Sarah Goss: I don’t think that humans, as ingenious, and creative, and diverse as we are – I don’t think that 10,000 years from now, we’re just gonna throw in the towel and say “hey, you know, there’s no oxygen left, we’ve burned the planet up.” I don’t think we’re not going to figure out a way to throw some air conditioning into a building and pump something into it for us to stay alive. I mean I’m just – that’s where I’m at with it. I think humans will figure that out. I don’t know if it will do the best job of keeping everyone alive, and that doesn’t – we don’t need to go on with my feelings about that part of it. But you know, you all have seen the movies on who gets to go into that cave and who doesn’t when the asteroid comes, right. Apocalypse.
Anyway, so, biodiversity, though, speaking of not being alone. If you’re in a community, the strongest communities are the ones that are the most diverse. And they’re the most resilient. And so I think forming those connections and building a stronger community, the strongest community that you can, that’s the ticket. So, microbiome? I don’t know. Build one that’s resistant to nuclear waste. I don’t know if it’s possible though.

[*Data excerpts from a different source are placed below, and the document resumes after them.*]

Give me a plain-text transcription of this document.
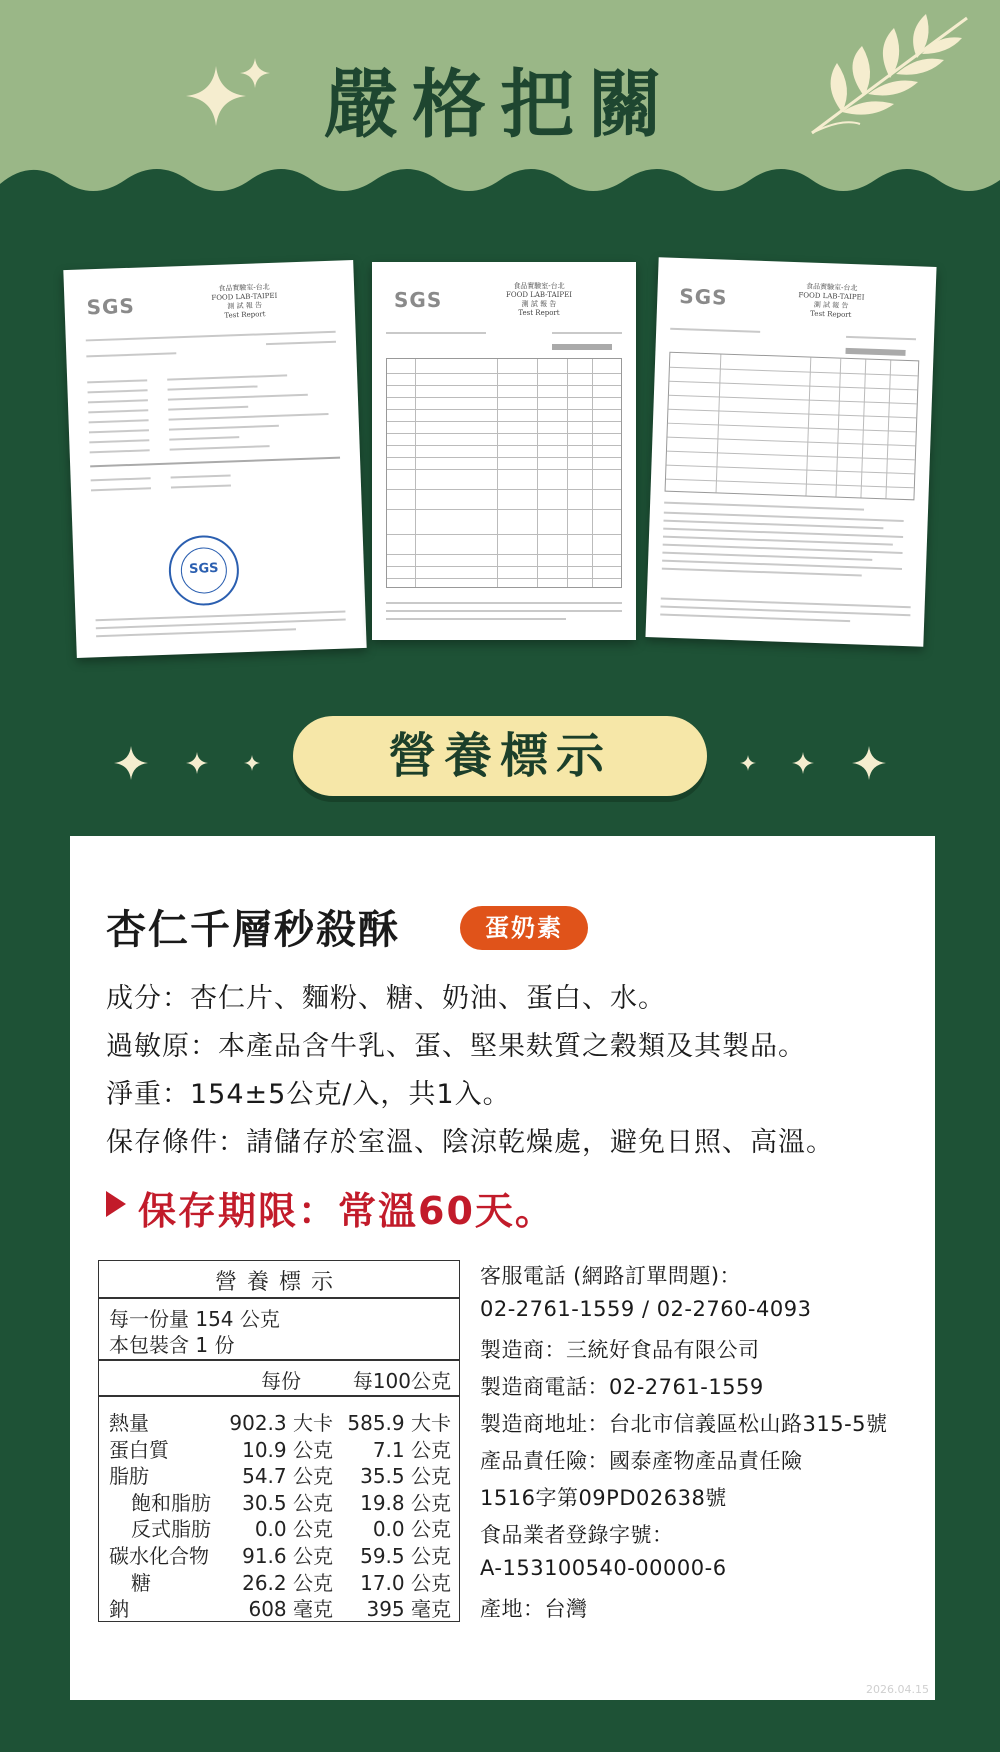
嚴格把關
SGS
食品實驗室-台北
FOOD LAB-TAIPEI
測 試 報 告
Test Report
SGS
SGS
食品實驗室-台北
FOOD LAB-TAIPEI
測 試 報 告
Test Report
SGS	食品實驗室-台北
FOOD LAB-TAIPEI
測 試 報 告
Test Report
營養標示
杏仁千層秒殺酥	蛋奶素
成分：杏仁片、麵粉、糖、奶油、蛋白、水。
過敏原：本產品含牛乳、蛋、堅果麸質之穀類及其製品。
淨重：154±5公克/入，共1入。
保存條件：請儲存於室溫、陰涼乾燥處，避免日照、高溫。
保存期限：常溫60天。
營養標示
每一份量 154 公克
本包裝含 1 份
每份	每100公克
熱量	902.3 大卡 585.9 大卡
蛋白質	10.9 公克 7.1 公克
脂肪	54.7 公克 35.5 公克
飽和脂肪 30.5 公克 19.8 公克
反式脂肪 0.0 公克 0.0 公克
碳水化合物 91.6 公克 59.5 公克
糖	26.2 公克 17.0 公克
鈉	608 毫克 395 毫克
客服電話 (網路訂單問題)：
02-2761-1559 / 02-2760-4093
製造商：三統好食品有限公司
製造商電話：02-2761-1559
製造商地址：台北市信義區松山路315-5號
產品責任險：國泰產物產品責任險
1516字第09PD02638號
食品業者登錄字號：
A-153100540-00000-6
產地：台灣
2026.04.15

Adam Pryor: We were talking about this earlier in our discussion about Crispr.
Sarah Goss: I doubt that’s possible, though. (laughs)
Isaac Alderman: We can build it so we can eat that stuff. (laughter)
Adam Pryor: So this idea of thinking about biodiversity as a community – that’s really interesting. Because I don’t think about what the microbiome is, right. I only just learned it was there.
Sarah Goss: You have one in your brain as well, did you know that?
Adam Reynolds: That’s cool.
Adam Pryor: But I wonder about like, if we’re thinking about that biodiversity as a sort of community, for folks from religious traditions, there’s this implication that human beings have some sort of care or stewardship in creation, as part of our responsibility. Does the way we think about that change, when we think of ourselves as part of this community of diverse sorts of creatures that we want to have around, not just for 200 or 300 or 400 years, but in some way of – that we are are indelibly a part of, for 10 or 20 or or 25 or 30,000 years?
Does thinking about those sorts of scales change the way we want to make decisions? We talked a little bit with Sarah this morning about political will. Does thinking on a bigger timescale leave us with a different sort of political will? Or is it just overwhelming?